A proper Torah Code experiment is an experiment by whose results one can determine whether or not a Torah code table is likely to occur by chance in a population of monkey texts. Formally, a proper experiment is one which tests the hypothesis of No-Torah Code effect against an alternative of Torah code Effect. If the experiment does not reject the hypothesis of No-Torah code effect, then there is nothing statistically interesting about the involved Torah code tables.
In order for results of the experiment to enable this determination, the experiment must have an experimental protocol that is in place before the experiment begins. The experimental protocol gives all the details of the experiment that would enable another experimenter to replicate the experiment and expect the same results within statistical sampling error.
The probability estimated by the experiment must have the following meaning: It is the probability that a text from the monkey text control population would have as good compactness as the table that was produced by the Torah text. The compactness measure must have the meaning of not highly compact for tables produced under the NULL hypothesis of No-Torah Code effect, that is, from texts in the monkey text population. It must have the meaning of highly compact for tables produced under the alternative hypothesis of Torah Code effect, meaning for tables produced from the Torah text.
Those so-called Torah code tables that are shown, as is done in many websites, without any associated statement of experimental protocol and without giving the probability that a result as good as what was observed under the Null hypothesis of No-Torah Code effect are statistically and scientifically worthless.
Sometimes there are tables that are shown with a probability computed analytically, meaning by formula. There is no known experiment which would produce the values that those formulas produce. It is easy to find examples where the probability produced by such formulas are two or more orders of magnitude too small with respect to what one would obtain by some reasonable experimental protocol.

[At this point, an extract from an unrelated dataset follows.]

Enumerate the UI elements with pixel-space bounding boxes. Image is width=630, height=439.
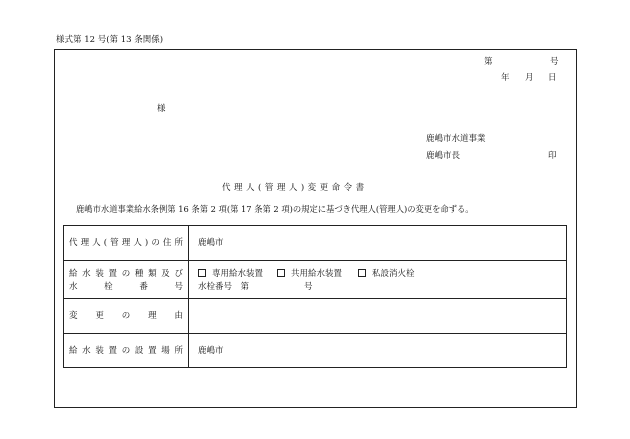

The experimental protocol specifies in an a priori way how the experiment is done in sufficient detail that the experiment with its results can be replicated by other people. A priori means that the protocol is specified before doing any experiments and before looking at the text in any way for ELSs of the key words.
In the case of Torah code experiments involving one set of key words, the experimental protocol must have: the given set of key words, an ELS skip specification, a cylinder resonance specification, the compactness measure to be used, the control population from which the p-level will be estimated. Torah code experiments involving more than one of set of key words have more complicated protocols.
Key Word Set
The set of key words describing an event or partially describing an event, or making up a sentence about the event, must be specified before looking for any ELSs of these key words in the Torah text and before doing any kind of interactive snooping for ELSs of these key words. The event associated with the key words must have occurred prior to the specification of the key word set.
Torah code critics claim that all Torah code experiments producing small p-values can be explained by hypothesizing that the researcher doing the experiments was not honest and in fact the key words used were not a priori. In that case, the probabilities produced by the Monte Carlo experiments are meaningless.
The ELS skip specification tells for each key word the minimum and maximum skip permitted for the key word's ELSs. The search process then finds all ELSs from the minimum skip specified for the ELSs of the key word to the maximum skip specified for the ELSs of the key word.
Cylinder Resonance Specification
The cylinder resonance specification specifies the relationship between the cylinder size and the skip of the ELS which qualifies for resonance. For example the maximum row skip and maximum column skip an ELS can have on a cylinder is one way of specifying a resonance criteria.
The compactness measure specification indicates the choice of compactness measure, such as area of best table containing one ELS of each of the given key words, or the furthest distance between the pairs of the letters of the ELSs on the the best cylinder size. Compactness measures that attempt to evaluate redundant encoding involve more than just the best table.
Control Population Specification
The control population determines the meaning of the probability that a table of compactness measure better than a given size would occur by chance. The most meaningful group of control populations is a control population of texts. In this case the probability that as good a table would happen by chance means the fraction of texts in the control population whose best table is more compact than the compactness of the best table of the Torah text.
Text populations that are monkey text populations can be created by various random shuffling techniques. These include letter shuffling, word shuffling, verse shuffling, and chapter shuffling. Letter and word shuffling can be done within verse, within chapter, within book, or globally. Verse shuffling can be done within chapter, within book, or globally. Chapter shuffling can be done within book or globally. All these shuffling techniques guarantee that the letter frequency of the text is preserved in all the monkey texts. However, the ELS statistics will change. To keep the ELS statistics the same we favor the ELS random placement monkey text population discussed.
In the ELS random placement monkey text population, the ELSs found in the Torah text are randomly placed. That is their skips are kept and their beginning positions are chosen at random. In this population, the number of ELSs and their skips are kept the same and the only thing that changes from text to text is the placement of the ELSs in the texts.